Bijlage 2g. , behorende bij artikel 25 van de Regeling herverkaveling

Nadere regels per blok betreffende de tweede schatting voor de ruilverkaveling ‘Tjabbekamp’

A. (Objectieve en subjectieve factoren)

De objectieve en subjectieve factoren, bedoeld in artikel 4 en 5 van de regeling, worden als volgt in punten per hectare gewaardeerd:

  • a. De verkaveling omvattende vorm, grootte, aantal, afstand tot de gebouwen en mate van kavelconcentratie in 5 klassen van 0 punten tot en met 40 punten met intervallen van steeds 10 punten.

  • b. De waterhuishoudkundige toestand in twee klassen van 0 punten of 200 punten.

De bepaling van de waardeveranderingen als gevolg van landinrichting in de objectieve en subjectieve factoren geschiedt per eigendom (of per bedrijf) door vergelijking van de toegedeelde kavels met de ingebrachte kavels. Bij de beoordeling van de ingebrachte kavels wordt de invloed van reeds uitgevoerde landinrichtingswerken geëlimineerd, behoudens die van kavelverbeteringswerken.

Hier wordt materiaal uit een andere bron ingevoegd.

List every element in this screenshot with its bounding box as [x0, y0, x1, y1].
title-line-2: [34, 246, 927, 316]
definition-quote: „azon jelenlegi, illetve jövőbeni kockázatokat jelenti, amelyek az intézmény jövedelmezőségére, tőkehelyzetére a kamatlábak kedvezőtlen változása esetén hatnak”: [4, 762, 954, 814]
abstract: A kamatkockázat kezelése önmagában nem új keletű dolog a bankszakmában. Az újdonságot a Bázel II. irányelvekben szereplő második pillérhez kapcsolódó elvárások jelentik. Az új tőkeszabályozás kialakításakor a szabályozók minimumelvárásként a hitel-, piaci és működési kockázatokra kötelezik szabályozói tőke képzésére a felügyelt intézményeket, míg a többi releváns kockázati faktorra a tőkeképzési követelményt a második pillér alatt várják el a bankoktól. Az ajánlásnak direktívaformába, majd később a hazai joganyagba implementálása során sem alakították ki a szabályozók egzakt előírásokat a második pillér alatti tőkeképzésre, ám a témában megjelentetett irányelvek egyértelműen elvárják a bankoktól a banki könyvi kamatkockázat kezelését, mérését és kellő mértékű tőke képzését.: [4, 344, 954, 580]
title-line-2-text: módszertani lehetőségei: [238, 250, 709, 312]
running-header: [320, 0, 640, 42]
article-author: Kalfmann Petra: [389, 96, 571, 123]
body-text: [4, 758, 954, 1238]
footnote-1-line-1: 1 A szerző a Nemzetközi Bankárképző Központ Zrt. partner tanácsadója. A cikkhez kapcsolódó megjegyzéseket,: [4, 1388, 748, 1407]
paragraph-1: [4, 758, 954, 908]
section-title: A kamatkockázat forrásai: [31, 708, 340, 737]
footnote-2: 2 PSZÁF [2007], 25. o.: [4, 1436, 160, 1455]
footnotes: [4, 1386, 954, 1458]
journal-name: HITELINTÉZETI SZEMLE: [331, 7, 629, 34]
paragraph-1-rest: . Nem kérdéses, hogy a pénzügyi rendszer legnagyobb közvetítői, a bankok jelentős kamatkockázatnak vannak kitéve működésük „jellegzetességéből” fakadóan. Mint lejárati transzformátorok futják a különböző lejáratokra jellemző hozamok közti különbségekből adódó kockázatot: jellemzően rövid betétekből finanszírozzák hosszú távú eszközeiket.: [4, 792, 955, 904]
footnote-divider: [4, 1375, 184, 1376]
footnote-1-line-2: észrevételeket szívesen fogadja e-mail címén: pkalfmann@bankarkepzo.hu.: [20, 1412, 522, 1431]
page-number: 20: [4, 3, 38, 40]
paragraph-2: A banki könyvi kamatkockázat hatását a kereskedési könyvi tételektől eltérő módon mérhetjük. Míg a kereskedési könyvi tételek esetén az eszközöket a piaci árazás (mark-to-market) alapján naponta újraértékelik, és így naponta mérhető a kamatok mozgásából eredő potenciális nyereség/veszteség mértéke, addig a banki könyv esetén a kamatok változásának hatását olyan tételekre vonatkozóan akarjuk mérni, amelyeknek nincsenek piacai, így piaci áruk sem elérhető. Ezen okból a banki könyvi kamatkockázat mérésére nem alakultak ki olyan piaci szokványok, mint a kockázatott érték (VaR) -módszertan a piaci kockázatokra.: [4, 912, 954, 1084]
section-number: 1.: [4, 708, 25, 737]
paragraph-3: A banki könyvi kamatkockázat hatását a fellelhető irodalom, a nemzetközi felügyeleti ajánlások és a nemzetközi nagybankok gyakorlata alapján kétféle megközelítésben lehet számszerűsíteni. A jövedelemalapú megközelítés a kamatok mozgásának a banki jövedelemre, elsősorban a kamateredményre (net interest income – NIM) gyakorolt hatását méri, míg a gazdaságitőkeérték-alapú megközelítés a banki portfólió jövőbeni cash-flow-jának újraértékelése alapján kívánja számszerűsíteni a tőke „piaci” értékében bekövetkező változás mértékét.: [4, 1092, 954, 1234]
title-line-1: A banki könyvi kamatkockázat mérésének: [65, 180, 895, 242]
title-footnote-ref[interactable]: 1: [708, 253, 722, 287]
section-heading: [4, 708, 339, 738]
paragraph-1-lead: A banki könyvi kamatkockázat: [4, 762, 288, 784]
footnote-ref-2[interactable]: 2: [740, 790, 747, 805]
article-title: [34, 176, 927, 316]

B. (Verandering van de agrarische waarde)

Een verandering van de agrarische waarde, bedoeld in artikel 2 van de regeling, wordt bepaald op het verschil tussen de waarde bij de eerste schatting en de waarde bij de tweede schatting, waarbij laatstgenoemde waarde met inachtneming van het stelsel van classificatie wordt geschat in 8 klassen van € 0,–, € 5.000,–, € 10.000,–, € 15.000,–, € 20.000,–, € 25.000,–, € 27.000,–, € 29.000,–.

C. (Waardeveranderingen als bedoeld in artikel 71 van de wet)

De waarde van de onroerende zaken die een waardeverandering als bedoeld in artikel 3 van de regeling ondergaan wordt met inachtneming van het stelsel van classificatie geschat in 8 klassen van € 0,–, € 5.000,–, € 10.000,–, € 15.000,–, € 20.000,–, € 25.000,–, € 27.000,–, € 29.000,–.

D. (Verrekenposten)

De verrekenposten, bedoeld in artikel 23, tweede lid, van de regeling, worden als volgt geschat:

  • a. de aanwezigheid van hoogspanningsmasten van het 150 kV-net op € 1.000,– per stuk en overspanningen op € 5,45 per strekkende meter zakelijk rechtstrook;

  • b. de aanwezigheid van ondergrondse kabels en leidingen, waarvoor een beperkt recht is gevestigd, op € 0,85 per vierkante meter zakelijk rechtstrook;

  • c. bij het opheffen van erfdienstbaarheden van € 0,– tot € 8.000,– per geval met intervallen van € 1.000,–. Bij het vestigen van erfdienstbaarheden van € 2.000,– tot € 16.000,– per geval met intervallen van € 2.000,–;

  • d. andere dan agrarische waarden (artikel 23 lid 2 sub d Regeling herverkaveling);

  • e. de aanwezigheid van markeringspaaltjes (gele kap) voor gasleidingen worden verrekend aan de hand van een reeks van € 100,– tot € 600,– met intervallen van € 100,–. Afsluiters worden verrekend aan de hand van een reeks van € 100,– tot € 400,– met intervallen van € 100,–;

  • f. de aanwezigheid van verontreinigingen in of op de bodem als bedoeld in artikel 1 van de Wet bodembescherming met een door deskundigen vast te stellen bedrag.

E. (Overig)

  • 1. Over- en onderbedeling worden verrekend, door de waarde van de schatting, bedoeld in artikel 166 van de wet, te vermenigvuldigen met een factor 1.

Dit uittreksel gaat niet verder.